Points clés de l'article
- Dark mode devenu standard attendu : Économise la batterie sur OLED et offre des contrastes élégants, particulièrement dans les secteurs tech et SaaS premium.
- Brutalisme dosé comme contrepoint : Layouts aud acieux et typographies oversized créent une impression forte quand combinés intelligemment avec des zones classiques.
- IA comme outil d'exploration créative : Midjourney et DALL-E utilisés pour tester des directions, pas pour générer directement des visuels finaux.
- Illustrations manuelles en réaction : Le retour du dessin à la main pour se démarquer de l'esthétique IA identifiable et apporter de l'authenticité.
- Accessibilité devient obligatoire : Navigation clavier, lecteurs d'écran et contrastes suffisants passent de «nice to have» à standard de qualité en 2025.
Le duel minimalisme vs brutalisme : les deux faces de la même médaille
2025 a confirmé une tendance qui se profilait depuis un moment : le retour du contraste fort en design web. Le dark mode n'est plus un choix optionnel, c'est devenu un standard attendu par les utilisateurs, en particulier dans les secteurs tech, SaaS et les produits premium.
Le pourquoi, c'est à la fois fonctionnel et esthétique. Sur les écrans OLED (qui représentent une part croissante du marché mobile), le dark mode économise véritablement de la batterie. Et visuellement, il offre des contrastes plus élégants, surtout quand on travaille avec des accents de couleur saturés — les néons subtils, les violets profonds, les roses étoilés.

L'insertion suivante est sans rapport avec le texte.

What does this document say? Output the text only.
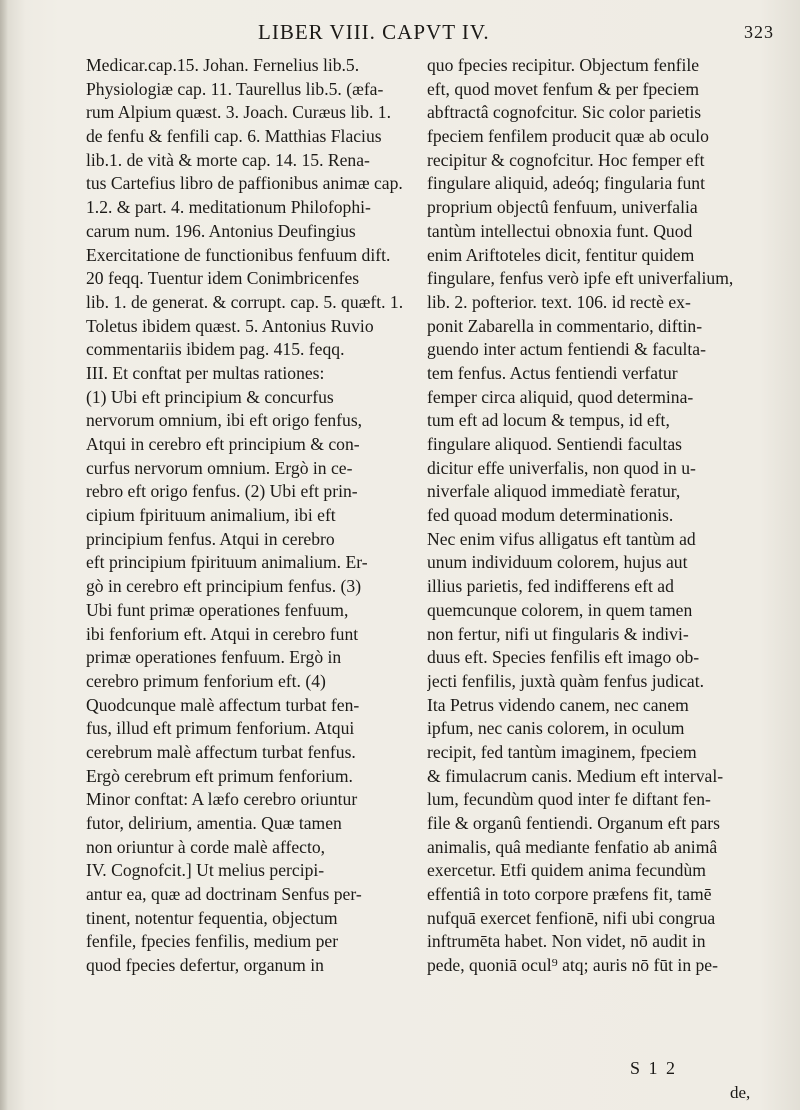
LIBER VIII. CAPVT IV.	323
Medicar.cap.15. Johan. Fernelius lib.5.
Physiologiæ cap. 11. Taurellus lib.5. (æfa-
rum Alpium quæst. 3. Joach. Curæus lib. 1.
de fenfu & fenfili cap. 6. Matthias Flacius
lib.1. de vità & morte cap. 14. 15. Rena-
tus Cartefius libro de paffionibus animæ cap.
1.2. & part. 4. meditationum Philofophi-
carum num. 196. Antonius Deufingius
Exercitatione de functionibus fenfuum dift.
20 feqq. Tuentur idem Conimbricenfes
lib. 1. de generat. & corrupt. cap. 5. quæft. 1.
Toletus ibidem quæst. 5. Antonius Ruvio
commentariis ibidem pag. 415. feqq.
III. Et conftat per multas rationes:
(1) Ubi eft principium & concurfus
nervorum omnium, ibi eft origo fenfus,
Atqui in cerebro eft principium & con-
curfus nervorum omnium. Ergò in ce-
rebro eft origo fenfus. (2) Ubi eft prin-
cipium fpirituum animalium, ibi eft
principium fenfus. Atqui in cerebro
eft principium fpirituum animalium. Er-
gò in cerebro eft principium fenfus. (3)
Ubi funt primæ operationes fenfuum,
ibi fenforium eft. Atqui in cerebro funt
primæ operationes fenfuum. Ergò in
cerebro primum fenforium eft. (4)
Quodcunque malè affectum turbat fen-
fus, illud eft primum fenforium. Atqui
cerebrum malè affectum turbat fenfus.
Ergò cerebrum eft primum fenforium.
Minor conftat: A læfo cerebro oriuntur
futor, delirium, amentia. Quæ tamen
non oriuntur à corde malè affecto,
IV. Cognofcit.] Ut melius percipi-
antur ea, quæ ad doctrinam Senfus per-
tinent, notentur fequentia, objectum
fenfile, fpecies fenfilis, medium per
quod fpecies defertur, organum in
quo fpecies recipitur. Objectum fenfile
eft, quod movet fenfum & per fpeciem
abftractâ cognofcitur. Sic color parietis
fpeciem fenfilem producit quæ ab oculo
recipitur & cognofcitur. Hoc femper eft
fingulare aliquid, adeóq; fingularia funt
proprium objectû fenfuum, univerfalia
tantùm intellectui obnoxia funt. Quod
enim Ariftoteles dicit, fentitur quidem
fingulare, fenfus verò ipfe eft univerfalium,
lib. 2. pofterior. text. 106. id rectè ex-
ponit Zabarella in commentario, diftin-
guendo inter actum fentiendi & faculta-
tem fenfus. Actus fentiendi verfatur
femper circa aliquid, quod determina-
tum eft ad locum & tempus, id eft,
fingulare aliquod. Sentiendi facultas
dicitur effe univerfalis, non quod in u-
niverfale aliquod immediatè feratur,
fed quoad modum determinationis.
Nec enim vifus alligatus eft tantùm ad
unum individuum colorem, hujus aut
illius parietis, fed indifferens eft ad
quemcunque colorem, in quem tamen
non fertur, nifi ut fingularis & indivi-
duus eft. Species fenfilis eft imago ob-
jecti fenfilis, juxtà quàm fenfus judicat.
Ita Petrus videndo canem, nec canem
ipfum, nec canis colorem, in oculum
recipit, fed tantùm imaginem, fpeciem
& fimulacrum canis. Medium eft interval-
lum, fecundùm quod inter fe diftant fen-
file & organû fentiendi. Organum eft pars
animalis, quâ mediante fenfatio ab animâ
exercetur. Etfi quidem anima fecundùm
effentiâ in toto corpore præfens fit, tamē
nufquā exercet fenfionē, nifi ubi congrua
inftrumēta habet. Non videt, nō audit in
pede, quoniā ocul⁹ atq; auris nō fūt in pe-
S 1 2
de,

Le brutalisme : l'anti-minimalisme qui fonctionne
En parallèle, le brutalisme web fait un retour en force. Des layouts plus osés, des typographies oversized, des grilles moins conventionnelles. C'est visuellement plus agressif que le minimalisme classique, mais quand c'est bien dosé, ça crée une impression forte et mémorable.
La clé, c'est le dosage. Un site entièrement brutaliste peut être épuisant visuellement. Les meilleurs exemples qu'on voit aujourd'hui combinent une structure brutaliste dans les sections clés (hero, landing) avec des zones plus classiques pour le contenu long format.
L'IA génératice : un outil créatif, pas un raccourci
Les outils comme Midjourney, DALL-E ou Adobe Firefly sont devenus des parties intégrantes du workflow créatif en 2025. Mais leur rôle a évolué. Au début, les gens les utilisaient pour générer des images finies directement. Aujourd'hui, les meilleurs designers les utilisent principalement pour l'exploration — générer des directions créatives, tester des atmosphères, avant de raffiner manuellement.
Des illustrations à la main pour contrer l'IA
Ironiquement, une des tendances fortes de 2025-2026 est le retour des illustrations dessinées à la main. Exactement pour se démarquer de l'esthétique IA qui, admit-on, commence à être identifiable. Les illustrations humaines ajoutent une dimension d'authenticité qu'aucune IA ne peut vraiment reproduire — les petites imperfections qui donnent de la vie.
Micro-animations : plus contextuelles, moins décoratives
Les animations sur le web ont évolué. On passe des animations décoratives partout sur la page aux animations contextuelles — celles qui améliorent vraiment la compréhension du contenu. Un scroll qui révèle un graphique progressivement, un bouton qui confirme visuellement une action. Less is more, mais plus intelligemment dosé.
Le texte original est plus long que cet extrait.